One of the worst, maybe the worst of the ones he did was Alexander Hamilton. In this film we have the 63 year old Arliss playing the 30 something Hamilton in a play where his financial assumption plan and the eventual selection of a southern capital got interposed with America's first sex scandal, Hamilton's affair with Maria Reynolds.
Historians will be aghast at this screenplay, but even more aghast at the casting of Arliss as Hamilton, next to younger actors like Montagu Love as Thomas Jefferson and an even younger Alan Mowbray as George Washington.
After a brief prologue with Washington and Hamilton at the end of the Revolutionary War, where Hamilton expounds on his nationalist views, the action fast forwards to the early 1790s and the first Washington term as president. Arliss is trying to push his financial plan for the federal government to assume all state debts to put the new United States of America on a sound financial basis. Love and his supporters which include a completely fictional character, a Senator Timothy Roberts played by Duddley Digges, see the idea as a power grab. They want the capital relocated to somewhere in the southern states.
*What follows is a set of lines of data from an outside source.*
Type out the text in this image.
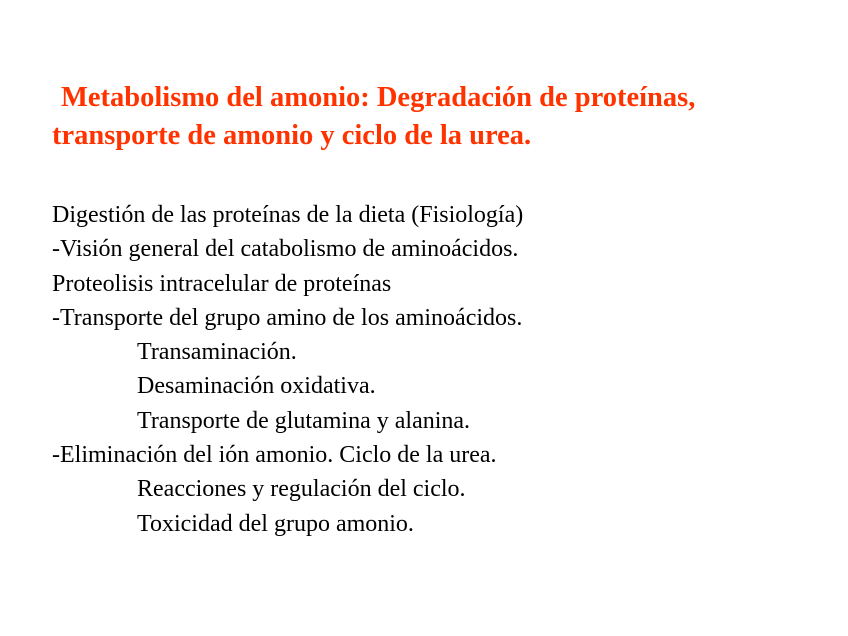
Metabolismo del amonio: Degradación de proteínas,
transporte de amonio y ciclo de la urea.
Digestión de las proteínas de la dieta (Fisiología)
-Visión general del catabolismo de aminoácidos.
Proteolisis intracelular de proteínas
-Transporte del grupo amino de los aminoácidos.
Transaminación.
Desaminación oxidativa.
Transporte de glutamina y alanina.
-Eliminación del ión amonio. Ciclo de la urea.
Reacciones y regulación del ciclo.
Toxicidad del grupo amonio.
Digges wants more than that. He offers to swing votes Hamilton's way in order to get a plum ambassadorship to gay Paree, in the midst of its own revolutionary problems. Arliss is mortified by the offer and flat turns him down. Digges vows revenge.
The revenge comes in petticoats in the person of June Collyer as Maria Reynolds. Her husband, encourages the affair with Hamilton and then seeks to blackmail him. Of course Hamilton is vulnerable in this way because his dear wife Elizabeth has had to visit her sister Angelica in Paris. Elizabeth is played by Daisy Kenyon.
The only thing this travesty got right was Elizabeth Schuyler Hamilton's total devotion to her man. Hamilton however never missed an opportunity for a long affair or quick roll in the hay in his life. Including that unseen sister Angelica who also at a different time was involved with Thomas Jefferson.
The worst thing about Alexander Hamilton however was the casting. Arliss was a co-author of the play this movie is based on and I'll bet it was a role he did on stage many times. The key here is that Hamilton had an active libido, but it was a young man's libido and that Washington was a father figure for him. Hamilton was of illegitimate birth and rose from poverty, a fact he never forgot. The last thing he was would have been a lonely guy pining for his wife who was away over the seas.
Hamilton was at times, brilliant, loyal, arrogant all in the same person. Not the wizened old fox we see. In real life Hamilton was 49 when he died years later in that duel with Aaron Burr. His assumption plan and the deal for the capital was struck much before the Reynolds affair.
A great deal is made of Hamilton's honesty and in financial matters he was scrupulously honest. In real life his choice of subordinates was not always the best. His first Under Secretary of the Treasury had to resign because he was caught speculating in those bond obligations Hamilton wanted the federal government to assume. It was the first insider trading scandal in American history. Hamilton took quite a few hits from that one also from Jefferson, etc.
A cast of classically trained players do a decent job in bringing this historical travesty to the screen. Make no mistake, you are NOT seeing anything resembling the real Alexander Hamilton though.